For years, the field of reading education has been engaged in thinking about best practices. Explicit instruction in vocabulary, rereading and using digital textbooks to motivate children’primary phonics storybooks pdf reading are among some of these updated best practices.
Those in the reading community are urged to consider best practices, and how we may promote their uses, with high fidelity in classroom instruction. In short, these practices have acquired evidence over time that if used with fidelity, children are likely to become proficient in reading. Best practices, as most of us recognize, however, are not necessarily easy to implement in day-to-day instruction. Consider for a moment the best practice of explicit phonics instruction. Effective implementation of this best practice can get complicated pretty quickly on several levels: It requires teachers to know a good deal about the sound structure of our language, about students’ abilities to segment and blend a word’s phonemes beyond the first sound. It also requires access to high-quality instructional materials and the ability to differentiate instruction to those children who may need it. Finally, it demands good pacing and classroom organization carefully calibrated to maximize the use of instructional time.
If any these requirements break down, the best practice may no longer become best practice. Consequently, another key feature of best practice is that it needs to be implemented well with considerable intention, deliberate practice, and reflection for teachers to be successful at it. Drawing on current research and professional wisdom, we identify a number of best practices seen from our own research perspective. Certainly, they are not all inclusive. Rather, our efforts here are to highlight a set of practices that have amassed a significant body of work to demonstrate their usefulness in improving children’s motivation for learning to read, proficiency in reading, and their likelihood to become lifelong readers and writers. As most reading professionals recognize, vocabulary plays a fundamental role in learning to read.
As learners begin to read, they map the printed vocabulary encountered in texts onto the oral language they bring to the task. Vocabulary, or the labels that we use, are merely the tip of the iceberg.
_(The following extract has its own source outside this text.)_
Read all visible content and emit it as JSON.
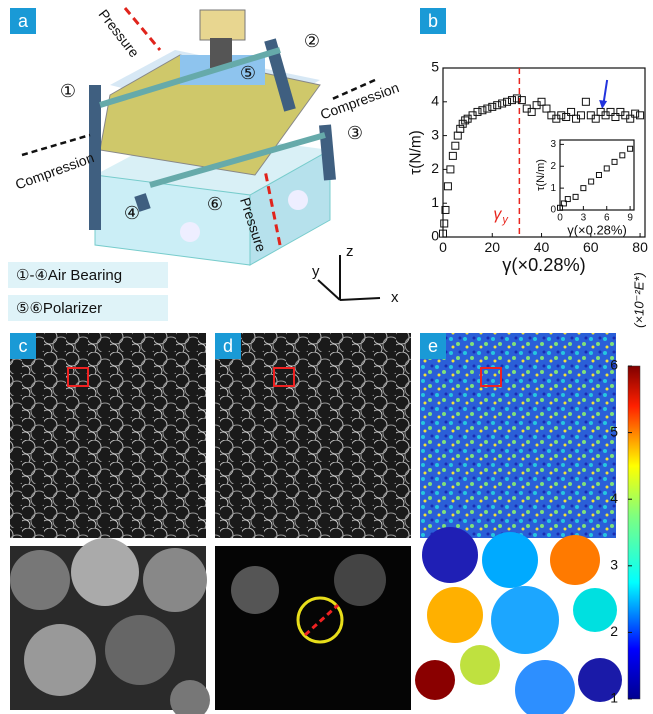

Rather, these words relate to a network of concepts that children develop early on. They enable children to build knowledge networks—connections between concepts that are meaningful and enduring in their longer-term memory and are primary in comprehension development. They become the background knowledge that we know needs to be activated when children are trying to make sense of new ideas. Teaching words in meaningful semantic clusters enhances children’s reading development.
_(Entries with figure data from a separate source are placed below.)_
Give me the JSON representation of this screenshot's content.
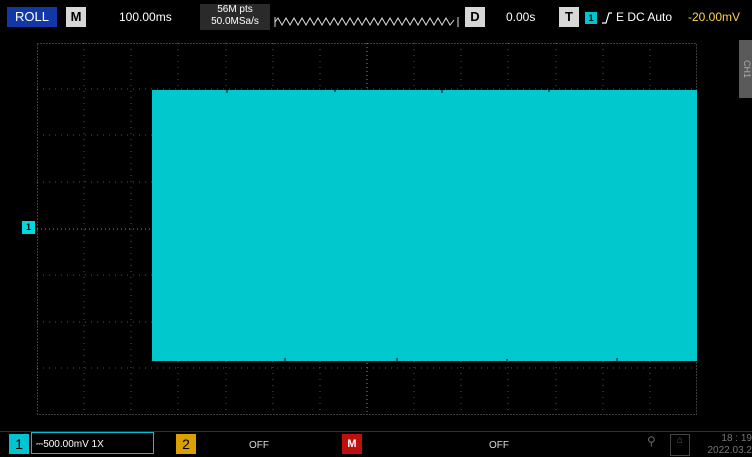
{
  "topbar": {
    "mode": "ROLL",
    "m_label": "M",
    "timebase": "100.00ms",
    "points": "56M pts",
    "sample_rate": "50.0MSa/s",
    "d_label": "D",
    "delay": "0.00s",
    "t_label": "T",
    "trigger_channel": "1",
    "trigger_settings": "E DC Auto",
    "trigger_level": "-20.00mV"
  },
  "side_tab": "CH1",
  "channel_marker": "1",
  "bottombar": {
    "ch1_num": "1",
    "ch1_settings": "500.00mV 1X",
    "ch2_num": "2",
    "ch2_state": "OFF",
    "math_label": "M",
    "math_state": "OFF",
    "time": "18 : 19",
    "date": "2022.03.2"
  },
  "colors": {
    "ch1": "#00c4cf",
    "ch2": "#d9a000",
    "math": "#bf1010",
    "blue_button": "#1238a8"
  }
}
I don’t care what the child reads, as long as he or she reads. But now we know that this is a bit of a misnomer. We do care what children read. Having children engage in books of high quality introduces them to new words, ideas, and events outside of their daily experience. Even in the very early years, children gain a tremendous storehouse of knowledge through their interactions with books. Related to the Common Core State Standards, efforts to increase children’s exposure to information texts has now taken center stage. Studies suggest that the information genre may elicit more cognitively demanding teaching interactions around vocabulary than narrative.